Often you have to download the menu in restaurants or do something fiddly with the QR code, which is off-putting. I am happy to give my name and contact number as it makes sense to do so at the moment. Hand sanitizer as you walk in feels a bit clinical, but also necessary.
In Arabica, a lively Lebanese restaurant In Borough Market, they took our temperature as we went in, which felt medical but reassuring. The Meze dishes were all delicious, particularly the spiced cauliflower wings. We drank hibiscus juice and laughed loudly with the charming waiters. Just the kind of fun I like.
In Ottolenghi the experience felt low key and stylish, as befits the food. Sleek waiters in black masks glided around the restaurant. Our food was a little slow to arrive, so they gave us complimentary bread and olive oil – in itself a culinary treat. The food – salmon with an almond sauce, and a selection of delicate salads, was a delight. Service seems to be added automatically these days, which feels right, as it can’t be easy trying to be charming and efficient when half your face is covered up. Diners don’t need to wear masks, except when crossing the restaurant.

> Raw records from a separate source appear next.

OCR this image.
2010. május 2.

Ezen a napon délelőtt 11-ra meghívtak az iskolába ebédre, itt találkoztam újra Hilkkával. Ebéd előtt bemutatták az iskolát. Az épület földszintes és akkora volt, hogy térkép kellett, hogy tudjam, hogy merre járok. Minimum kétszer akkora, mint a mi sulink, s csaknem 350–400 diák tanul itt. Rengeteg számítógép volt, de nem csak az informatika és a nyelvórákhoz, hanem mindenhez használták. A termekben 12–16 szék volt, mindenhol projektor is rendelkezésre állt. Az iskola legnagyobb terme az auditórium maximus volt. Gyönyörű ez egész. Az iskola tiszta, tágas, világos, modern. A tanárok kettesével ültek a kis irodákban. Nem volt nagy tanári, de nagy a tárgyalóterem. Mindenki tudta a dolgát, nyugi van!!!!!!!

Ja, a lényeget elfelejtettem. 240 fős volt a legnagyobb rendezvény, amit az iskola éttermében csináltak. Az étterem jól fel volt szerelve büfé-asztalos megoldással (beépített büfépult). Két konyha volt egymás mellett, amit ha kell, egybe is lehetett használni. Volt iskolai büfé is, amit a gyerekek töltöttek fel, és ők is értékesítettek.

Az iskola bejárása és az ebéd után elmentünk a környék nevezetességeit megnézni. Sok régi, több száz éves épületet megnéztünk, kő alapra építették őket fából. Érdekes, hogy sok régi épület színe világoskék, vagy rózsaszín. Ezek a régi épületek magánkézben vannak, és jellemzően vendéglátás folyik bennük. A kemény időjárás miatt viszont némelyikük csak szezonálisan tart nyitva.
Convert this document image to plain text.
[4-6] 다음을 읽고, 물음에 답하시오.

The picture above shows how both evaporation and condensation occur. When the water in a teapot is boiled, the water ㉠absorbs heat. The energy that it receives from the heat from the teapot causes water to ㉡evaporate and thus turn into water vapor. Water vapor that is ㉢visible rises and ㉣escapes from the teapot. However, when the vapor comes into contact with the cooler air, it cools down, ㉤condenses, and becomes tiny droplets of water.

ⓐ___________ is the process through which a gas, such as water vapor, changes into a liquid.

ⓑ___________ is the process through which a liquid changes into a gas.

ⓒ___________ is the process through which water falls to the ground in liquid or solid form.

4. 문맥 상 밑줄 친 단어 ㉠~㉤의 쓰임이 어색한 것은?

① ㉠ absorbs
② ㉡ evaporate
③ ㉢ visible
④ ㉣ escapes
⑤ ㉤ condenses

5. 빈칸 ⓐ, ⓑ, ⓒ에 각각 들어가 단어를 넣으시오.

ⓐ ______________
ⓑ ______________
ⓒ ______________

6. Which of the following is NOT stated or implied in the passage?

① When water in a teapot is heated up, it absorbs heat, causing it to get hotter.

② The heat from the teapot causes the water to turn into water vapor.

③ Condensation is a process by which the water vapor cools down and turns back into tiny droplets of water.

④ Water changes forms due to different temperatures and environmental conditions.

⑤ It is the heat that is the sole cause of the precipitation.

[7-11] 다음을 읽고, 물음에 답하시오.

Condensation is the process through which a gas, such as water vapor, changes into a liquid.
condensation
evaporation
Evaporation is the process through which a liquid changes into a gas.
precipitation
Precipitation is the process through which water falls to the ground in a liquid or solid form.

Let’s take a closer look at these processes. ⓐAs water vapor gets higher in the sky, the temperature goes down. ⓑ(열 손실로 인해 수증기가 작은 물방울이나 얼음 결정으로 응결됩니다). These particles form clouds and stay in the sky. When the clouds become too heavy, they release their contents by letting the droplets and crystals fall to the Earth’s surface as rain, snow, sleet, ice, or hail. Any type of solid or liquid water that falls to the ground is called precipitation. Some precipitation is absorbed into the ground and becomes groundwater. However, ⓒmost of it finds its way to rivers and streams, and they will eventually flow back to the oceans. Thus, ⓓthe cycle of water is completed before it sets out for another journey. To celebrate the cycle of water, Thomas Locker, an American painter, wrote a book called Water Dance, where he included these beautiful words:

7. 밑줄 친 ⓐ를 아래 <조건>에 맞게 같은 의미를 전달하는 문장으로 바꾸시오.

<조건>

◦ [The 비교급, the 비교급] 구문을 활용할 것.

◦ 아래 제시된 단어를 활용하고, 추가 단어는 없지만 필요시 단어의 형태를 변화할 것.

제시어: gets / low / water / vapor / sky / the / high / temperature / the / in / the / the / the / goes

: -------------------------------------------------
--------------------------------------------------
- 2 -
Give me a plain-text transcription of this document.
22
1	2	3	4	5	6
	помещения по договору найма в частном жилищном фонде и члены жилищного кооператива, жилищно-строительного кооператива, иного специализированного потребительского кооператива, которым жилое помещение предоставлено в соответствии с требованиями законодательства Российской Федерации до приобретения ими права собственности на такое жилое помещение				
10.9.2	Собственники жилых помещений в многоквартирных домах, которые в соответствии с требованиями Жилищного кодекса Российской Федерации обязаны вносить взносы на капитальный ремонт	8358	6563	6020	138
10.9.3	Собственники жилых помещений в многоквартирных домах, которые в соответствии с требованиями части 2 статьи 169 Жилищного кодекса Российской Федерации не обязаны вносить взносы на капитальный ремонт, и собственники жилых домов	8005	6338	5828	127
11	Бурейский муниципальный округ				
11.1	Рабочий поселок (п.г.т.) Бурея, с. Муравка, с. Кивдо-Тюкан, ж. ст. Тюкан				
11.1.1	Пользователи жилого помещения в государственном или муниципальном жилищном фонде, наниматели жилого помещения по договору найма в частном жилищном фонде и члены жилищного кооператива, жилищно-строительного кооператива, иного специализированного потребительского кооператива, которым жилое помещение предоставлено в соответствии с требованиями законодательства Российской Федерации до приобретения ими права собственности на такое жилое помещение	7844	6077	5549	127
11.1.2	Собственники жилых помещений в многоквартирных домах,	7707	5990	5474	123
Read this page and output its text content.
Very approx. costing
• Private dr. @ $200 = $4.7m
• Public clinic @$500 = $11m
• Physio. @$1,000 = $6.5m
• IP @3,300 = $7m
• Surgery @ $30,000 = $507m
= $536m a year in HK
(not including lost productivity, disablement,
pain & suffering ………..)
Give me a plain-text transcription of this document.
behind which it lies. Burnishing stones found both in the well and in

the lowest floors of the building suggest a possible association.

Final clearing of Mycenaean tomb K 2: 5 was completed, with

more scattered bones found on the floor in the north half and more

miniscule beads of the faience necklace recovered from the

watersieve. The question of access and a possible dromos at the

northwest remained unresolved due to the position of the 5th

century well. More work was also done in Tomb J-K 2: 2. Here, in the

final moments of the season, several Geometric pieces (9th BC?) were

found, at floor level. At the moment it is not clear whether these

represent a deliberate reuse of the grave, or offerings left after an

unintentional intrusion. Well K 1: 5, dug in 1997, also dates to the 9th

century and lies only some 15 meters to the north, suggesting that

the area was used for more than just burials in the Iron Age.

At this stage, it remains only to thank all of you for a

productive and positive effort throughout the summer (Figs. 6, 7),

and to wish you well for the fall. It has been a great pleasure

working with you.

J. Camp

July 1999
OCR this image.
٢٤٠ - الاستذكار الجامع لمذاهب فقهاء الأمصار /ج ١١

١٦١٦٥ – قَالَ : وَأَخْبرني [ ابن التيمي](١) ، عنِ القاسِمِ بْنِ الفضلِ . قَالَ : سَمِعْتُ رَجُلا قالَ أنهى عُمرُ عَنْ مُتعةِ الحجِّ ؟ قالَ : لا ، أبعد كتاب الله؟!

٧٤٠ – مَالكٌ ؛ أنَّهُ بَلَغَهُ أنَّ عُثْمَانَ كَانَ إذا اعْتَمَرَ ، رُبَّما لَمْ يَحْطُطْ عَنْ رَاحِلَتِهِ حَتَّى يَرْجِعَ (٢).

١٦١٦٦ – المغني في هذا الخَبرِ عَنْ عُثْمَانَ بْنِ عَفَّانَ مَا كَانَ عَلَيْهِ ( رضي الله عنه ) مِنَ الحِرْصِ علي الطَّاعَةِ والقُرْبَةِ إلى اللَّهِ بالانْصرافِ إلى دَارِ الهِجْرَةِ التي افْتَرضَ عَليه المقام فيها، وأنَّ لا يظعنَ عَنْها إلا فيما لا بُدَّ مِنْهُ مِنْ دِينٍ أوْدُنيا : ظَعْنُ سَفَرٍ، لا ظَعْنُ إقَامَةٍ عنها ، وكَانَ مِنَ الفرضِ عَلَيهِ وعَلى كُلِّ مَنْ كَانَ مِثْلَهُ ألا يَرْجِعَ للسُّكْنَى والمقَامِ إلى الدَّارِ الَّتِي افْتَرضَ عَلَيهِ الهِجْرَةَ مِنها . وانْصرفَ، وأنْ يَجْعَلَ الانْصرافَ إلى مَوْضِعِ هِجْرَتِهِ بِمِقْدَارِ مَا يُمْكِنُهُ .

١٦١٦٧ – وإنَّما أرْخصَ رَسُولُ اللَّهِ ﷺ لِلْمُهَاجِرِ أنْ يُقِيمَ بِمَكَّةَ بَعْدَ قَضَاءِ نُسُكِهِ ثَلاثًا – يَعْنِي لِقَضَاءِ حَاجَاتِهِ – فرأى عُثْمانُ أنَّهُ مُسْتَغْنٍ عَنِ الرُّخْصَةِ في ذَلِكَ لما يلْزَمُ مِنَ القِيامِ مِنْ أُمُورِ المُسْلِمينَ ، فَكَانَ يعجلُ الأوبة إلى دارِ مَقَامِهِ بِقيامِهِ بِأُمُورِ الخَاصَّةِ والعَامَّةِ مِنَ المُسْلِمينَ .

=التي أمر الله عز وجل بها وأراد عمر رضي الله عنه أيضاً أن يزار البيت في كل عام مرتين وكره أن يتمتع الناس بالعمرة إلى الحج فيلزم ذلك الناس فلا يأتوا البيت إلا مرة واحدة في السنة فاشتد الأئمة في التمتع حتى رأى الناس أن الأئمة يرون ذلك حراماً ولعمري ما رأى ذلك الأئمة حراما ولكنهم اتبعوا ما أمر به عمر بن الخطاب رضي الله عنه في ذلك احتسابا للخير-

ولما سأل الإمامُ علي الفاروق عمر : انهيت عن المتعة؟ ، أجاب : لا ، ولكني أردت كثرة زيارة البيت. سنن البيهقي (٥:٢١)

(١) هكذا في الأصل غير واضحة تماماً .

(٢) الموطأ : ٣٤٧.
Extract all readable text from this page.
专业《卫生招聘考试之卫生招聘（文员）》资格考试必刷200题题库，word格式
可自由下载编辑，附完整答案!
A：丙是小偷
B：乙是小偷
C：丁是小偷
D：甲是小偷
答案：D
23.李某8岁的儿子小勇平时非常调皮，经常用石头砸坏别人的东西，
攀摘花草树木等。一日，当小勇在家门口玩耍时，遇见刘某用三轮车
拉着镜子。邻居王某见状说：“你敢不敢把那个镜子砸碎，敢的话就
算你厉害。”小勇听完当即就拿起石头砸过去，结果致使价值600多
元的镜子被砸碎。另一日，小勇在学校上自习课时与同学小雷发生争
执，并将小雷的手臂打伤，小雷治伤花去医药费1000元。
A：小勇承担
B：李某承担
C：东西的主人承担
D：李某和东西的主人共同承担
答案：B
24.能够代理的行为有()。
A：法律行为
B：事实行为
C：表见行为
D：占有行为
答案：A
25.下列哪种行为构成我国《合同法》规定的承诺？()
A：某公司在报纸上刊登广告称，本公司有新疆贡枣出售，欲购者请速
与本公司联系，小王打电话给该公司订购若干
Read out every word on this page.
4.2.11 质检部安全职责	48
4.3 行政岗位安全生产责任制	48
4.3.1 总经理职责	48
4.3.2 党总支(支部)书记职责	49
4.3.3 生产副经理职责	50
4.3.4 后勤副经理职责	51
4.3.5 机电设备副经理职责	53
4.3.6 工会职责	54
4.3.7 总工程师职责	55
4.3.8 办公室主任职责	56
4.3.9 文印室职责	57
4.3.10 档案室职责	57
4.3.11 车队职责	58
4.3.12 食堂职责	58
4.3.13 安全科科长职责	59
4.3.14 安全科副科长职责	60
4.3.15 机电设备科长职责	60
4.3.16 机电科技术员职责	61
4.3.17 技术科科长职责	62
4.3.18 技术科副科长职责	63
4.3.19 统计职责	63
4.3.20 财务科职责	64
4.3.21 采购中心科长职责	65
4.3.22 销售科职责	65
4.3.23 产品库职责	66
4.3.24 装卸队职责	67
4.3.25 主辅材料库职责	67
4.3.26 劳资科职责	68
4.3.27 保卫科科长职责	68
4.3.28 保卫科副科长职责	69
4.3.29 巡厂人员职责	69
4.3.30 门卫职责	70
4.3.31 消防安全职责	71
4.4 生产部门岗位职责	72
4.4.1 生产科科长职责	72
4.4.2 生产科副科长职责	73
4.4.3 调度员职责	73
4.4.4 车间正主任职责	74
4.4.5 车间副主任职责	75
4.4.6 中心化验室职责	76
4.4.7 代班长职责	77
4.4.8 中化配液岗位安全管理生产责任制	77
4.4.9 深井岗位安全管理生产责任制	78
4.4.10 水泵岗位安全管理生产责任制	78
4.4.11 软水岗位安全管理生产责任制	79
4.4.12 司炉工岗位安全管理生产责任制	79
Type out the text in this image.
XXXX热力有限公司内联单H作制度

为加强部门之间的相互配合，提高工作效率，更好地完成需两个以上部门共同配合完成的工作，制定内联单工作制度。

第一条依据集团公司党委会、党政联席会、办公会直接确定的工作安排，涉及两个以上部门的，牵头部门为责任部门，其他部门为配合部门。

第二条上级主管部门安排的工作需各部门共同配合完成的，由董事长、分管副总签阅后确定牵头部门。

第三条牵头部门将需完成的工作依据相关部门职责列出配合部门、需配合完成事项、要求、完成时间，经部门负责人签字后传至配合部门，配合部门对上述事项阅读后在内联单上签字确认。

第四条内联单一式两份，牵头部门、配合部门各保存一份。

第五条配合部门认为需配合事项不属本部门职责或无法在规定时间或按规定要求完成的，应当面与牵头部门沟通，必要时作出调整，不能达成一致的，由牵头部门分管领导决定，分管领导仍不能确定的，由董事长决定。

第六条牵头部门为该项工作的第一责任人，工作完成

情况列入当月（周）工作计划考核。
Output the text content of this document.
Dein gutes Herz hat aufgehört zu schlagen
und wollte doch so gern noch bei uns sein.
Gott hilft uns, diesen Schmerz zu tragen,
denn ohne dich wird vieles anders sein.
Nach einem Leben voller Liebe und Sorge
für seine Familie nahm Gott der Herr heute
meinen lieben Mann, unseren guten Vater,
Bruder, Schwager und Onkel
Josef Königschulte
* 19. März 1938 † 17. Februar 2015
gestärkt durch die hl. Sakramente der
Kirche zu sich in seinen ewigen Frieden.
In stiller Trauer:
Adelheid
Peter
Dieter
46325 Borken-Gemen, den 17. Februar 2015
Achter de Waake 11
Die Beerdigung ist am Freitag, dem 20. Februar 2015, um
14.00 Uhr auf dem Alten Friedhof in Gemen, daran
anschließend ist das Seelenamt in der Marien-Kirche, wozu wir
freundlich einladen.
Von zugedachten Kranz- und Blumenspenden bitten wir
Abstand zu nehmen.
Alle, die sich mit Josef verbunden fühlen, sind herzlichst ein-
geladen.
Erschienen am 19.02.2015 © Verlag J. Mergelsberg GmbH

Deprived of restaurants and cafes for what had felt like a long time I decided I wasn’t going to cook at all. Not even chop a tomato. Paying the contactless way with my credit card made it so much easier to forget the price of all this fun.
I ate pub food from Louisiana – four different rich, fried snacks – in the Plaquemine Lock opposite the Regents Canal, French bistro-style Filet d’agneau serve with what tasted like smash in La Petite Auberge in Islington, a rather pricey Salade Nicoise at Bellanger on Islington Green and sticky homemade spinach cake in Coffee Berry on Barnsbury Road where the kind owner made me a fortifying carrot and ginger drink before I set off for the airport.
In The Ned on Poultry, my old friend and I shared arancini up at the bar in Cecconis and later at Brasserie Zedel near Piccadilly, the three course set dinner was served with panache, as befits this impressive venue. They even presented us with a free macaroon, served on a plate where they had thoughtfully piped Congratulations in chocolate. We were celebrating a college reunion after 40 years and we laughed gleefully at this unexpected gesture just as we used to do when were 19.
Three times I enjoyed light, fresh falafel at the Lebanese stall in Upper Street. I even had kippers for breakfast at l’Alpino cafe at the far end of Chapel market. Spiced tofu, fried squid, pork bun and sticky rice – outside the Modern Shanghai in Newport place were hugely filling. There is a brilliant, colourful outdoor eating area in Chinatown, festooned with lanterns across Newport Place.
Then as a final splurge I met my lovely daughter at Morito, the cheaper branch of the legendary Spanish restaurant – on vibrant Exmouth Market.
There we ate little plates of squid and chickpeas, mackerel and roasted aubergine, perched on stools as the sky grew dark and the air cold. It was time to put on a jumper.
Only on my last night, did I give in and decide that I couldn’t possibly eat another meal. I had run out of steam and certainly of cash.
I lay on the bed in the Angel Doubletree Hilton (a bargain £75 a night – many London hotels are offering great discounts as they’re so empty) reading the paper and scoffing Bombay mix. It was all I could manage.
As the weather turns cooler, maybe eating out in Britain will become harder, especially with the new restrictions about groups of six or more. I had throughly enjoyed my time in London, Eating for England. I felt I had done my bit.
Luckily I am now back in my beloved El Cabanyal, where the evenings are still very warm and light and squid – calamares a la plancha – is half the price. Eating out to help out in Valencia may continue long into the winter.